JOÃO PEREIRA COUTINHO, Folha de SP

A SUÍÇA é chata. Diz a sabedoria popular. E acrescenta, com horror: um país que só produz relógios e chocolates não pode ser excitante.
Podemos sempre replicar: depende dos relógios e depende dos chocolates. Sem falar dos queijos. Já provou, leitor?
Mas não contesto. Chata, sim, chatíssima, sobretudo se a compararmos com lugares mais animados -a Somália, por exemplo.
Talvez por isso eu goste tanto dela. É um princípio pessoal: só viveria em países onde ninguém se intromete na vida de ninguém. Esse vício tem nome: liberdade. E muitos procuraram liberdade na chatíssima Suíça, lugar de exílio, labor e inspiração para incontáveis fantasmas.
Jorge Luis Borges morreu há 25 anos nesta mesma cidade de Genebra, onde estou. Ignazio Silone passou por cá. Charles Chaplin também viveu por estas bandas.
O norte da Europa, globalmente considerado, sempre foi isso: a última paragem dos renegados. Enquanto o sul perseguia ou queimava judeus, heréticos vários, livres pensadores políticos, o norte recebia-os. E tolerava-os. Sem os condenar.
Por isso que acompanhei com interesse o julgamento do parlamentar holandês Geert Wilders, aqui ao lado, em Amsterdã. Não por causa de Wilders, personagem que me é indiferente e um pouco repulsivo.
O que me interessava saber era se, em 2011, o norte da Europa continuava a ser esse espaço bem chato de liberdade e tolerância, onde é possível dizer as maiores barbaridades sem sentir o chicote da censura. Questão pessoal: eu posso um dia precisar desse espaço.
Mas relembremos o filme: Geert Wilders não é figura "consensual", como se diz. "Populista", "provocador", "fascista", "boçal" -os adjetivos e polêmicas abundam.

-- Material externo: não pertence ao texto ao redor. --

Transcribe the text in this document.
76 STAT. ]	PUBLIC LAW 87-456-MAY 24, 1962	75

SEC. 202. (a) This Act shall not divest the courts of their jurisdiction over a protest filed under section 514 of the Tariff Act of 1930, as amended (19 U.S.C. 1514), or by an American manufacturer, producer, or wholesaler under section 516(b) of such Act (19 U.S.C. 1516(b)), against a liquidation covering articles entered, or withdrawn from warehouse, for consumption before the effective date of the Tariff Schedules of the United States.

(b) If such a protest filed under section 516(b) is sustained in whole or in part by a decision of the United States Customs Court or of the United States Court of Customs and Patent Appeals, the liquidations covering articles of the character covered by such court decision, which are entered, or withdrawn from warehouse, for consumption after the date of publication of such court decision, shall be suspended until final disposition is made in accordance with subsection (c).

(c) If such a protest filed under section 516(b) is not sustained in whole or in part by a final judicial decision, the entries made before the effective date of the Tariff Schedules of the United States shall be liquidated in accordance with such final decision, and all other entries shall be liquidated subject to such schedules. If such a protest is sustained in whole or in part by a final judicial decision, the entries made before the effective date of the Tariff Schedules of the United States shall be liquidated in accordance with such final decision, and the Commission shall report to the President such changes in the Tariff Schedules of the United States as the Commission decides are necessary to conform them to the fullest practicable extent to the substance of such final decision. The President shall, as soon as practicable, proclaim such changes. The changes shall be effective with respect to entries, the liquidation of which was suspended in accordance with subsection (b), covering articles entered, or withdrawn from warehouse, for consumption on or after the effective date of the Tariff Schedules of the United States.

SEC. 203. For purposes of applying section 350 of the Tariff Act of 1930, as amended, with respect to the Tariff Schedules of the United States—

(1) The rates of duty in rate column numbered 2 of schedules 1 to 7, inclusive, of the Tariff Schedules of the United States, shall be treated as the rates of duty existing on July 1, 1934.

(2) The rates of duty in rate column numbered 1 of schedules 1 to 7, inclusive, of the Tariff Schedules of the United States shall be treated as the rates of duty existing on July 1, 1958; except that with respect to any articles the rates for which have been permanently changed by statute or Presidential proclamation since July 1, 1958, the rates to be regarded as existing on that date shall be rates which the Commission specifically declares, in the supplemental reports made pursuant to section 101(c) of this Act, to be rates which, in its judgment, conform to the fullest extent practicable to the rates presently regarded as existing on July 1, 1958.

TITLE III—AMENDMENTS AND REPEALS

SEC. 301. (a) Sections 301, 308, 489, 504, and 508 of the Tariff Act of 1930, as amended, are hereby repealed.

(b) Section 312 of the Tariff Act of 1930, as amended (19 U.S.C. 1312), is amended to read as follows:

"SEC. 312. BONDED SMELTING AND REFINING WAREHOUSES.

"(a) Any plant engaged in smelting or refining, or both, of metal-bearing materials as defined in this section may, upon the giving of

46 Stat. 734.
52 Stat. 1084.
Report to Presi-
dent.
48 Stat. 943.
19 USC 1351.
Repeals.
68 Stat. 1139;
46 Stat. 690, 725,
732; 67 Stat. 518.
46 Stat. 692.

Tudo porque Wilders, em filmes ou discursos, gosta de descer o pau no Islã.
Diz ele: "O Islã é uma religião de violência e guerra". Diz mais: "O Alcorão é comparável ao "Mein Kampf", a autobiografia programática de Hitler e do nazismo". Diz ainda: "A Europa deve proteger o seu espaço público, evitando a "islamização" que é imposta por uma imigração muçulmana sem controle".

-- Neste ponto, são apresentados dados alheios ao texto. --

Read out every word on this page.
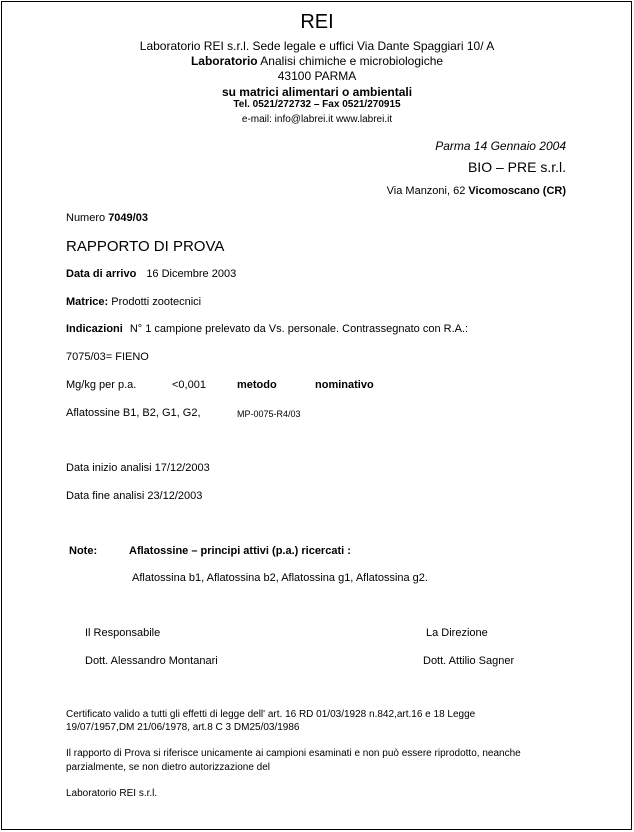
REI
Laboratorio REI s.r.l. Sede legale e uffici Via Dante Spaggiari 10/ A
Laboratorio Analisi chimiche e microbiologiche
43100 PARMA
su matrici alimentari o ambientali
Tel. 0521/272732 – Fax 0521/270915
e-mail: info@labrei.it www.labrei.it
Parma 14 Gennaio 2004
BIO – PRE s.r.l.
Via Manzoni, 62 Vicomoscano (CR)
Numero 7049/03
RAPPORTO DI PROVA
Data di arrivo 16 Dicembre 2003
Matrice: Prodotti zootecnici
Indicazioni N° 1 campione prelevato da Vs. personale. Contrassegnato con R.A.:
7075/03= FIENO
Mg/kg per p.a.	<0,001	metodo	nominativo
Aflatossine B1, B2, G1, G2,	MP-0075-R4/03
Data inizio analisi 17/12/2003
Data fine analisi 23/12/2003
Note:	Aflatossine – principi attivi (p.a.) ricercati :
Aflatossina b1, Aflatossina b2, Aflatossina g1, Aflatossina g2.
Il Responsabile
Dott. Alessandro Montanari
La Direzione
Dott. Attilio Sagner
Certificato valido a tutti gli effetti di legge dell' art. 16 RD 01/03/1928 n.842,art.16 e 18 Legge
19/07/1957,DM 21/06/1978, art.8 C 3 DM25/03/1986
Il rapporto di Prova si riferisce unicamente ai campioni esaminati e non può essere riprodotto, neanche
parzialmente, se non dietro autorizzazione del
Laboratorio REI s.r.l.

Pergunta sacramental: Geert Wilders tem razão no que diz?
Responder a essa questão é começar pelo lado errado.
Sim, aqui entre nós, que ninguém nos ouça, é possível desmontar cada um dos argumentos radicais do homem.
Reduzir a religião islâmica a sua dimensão bélica é um erro grosseiro e tão fundamentalista como as leituras fundamentalistas dos mais fundamentalistas. Comparar o Alcorão ao "Mein Kampf" é não entender a natureza histórica, filosófica e rácica do nazismo.
E, sobre os perigos da imigração muçulmana, não é possível misturar a vasta maioria de muçulmanos que procura na Europa um porto de abrigo com as franjas mais perigosas e radicais -que existem e persistem, e que são um perigo verdadeiro para o Ocidente.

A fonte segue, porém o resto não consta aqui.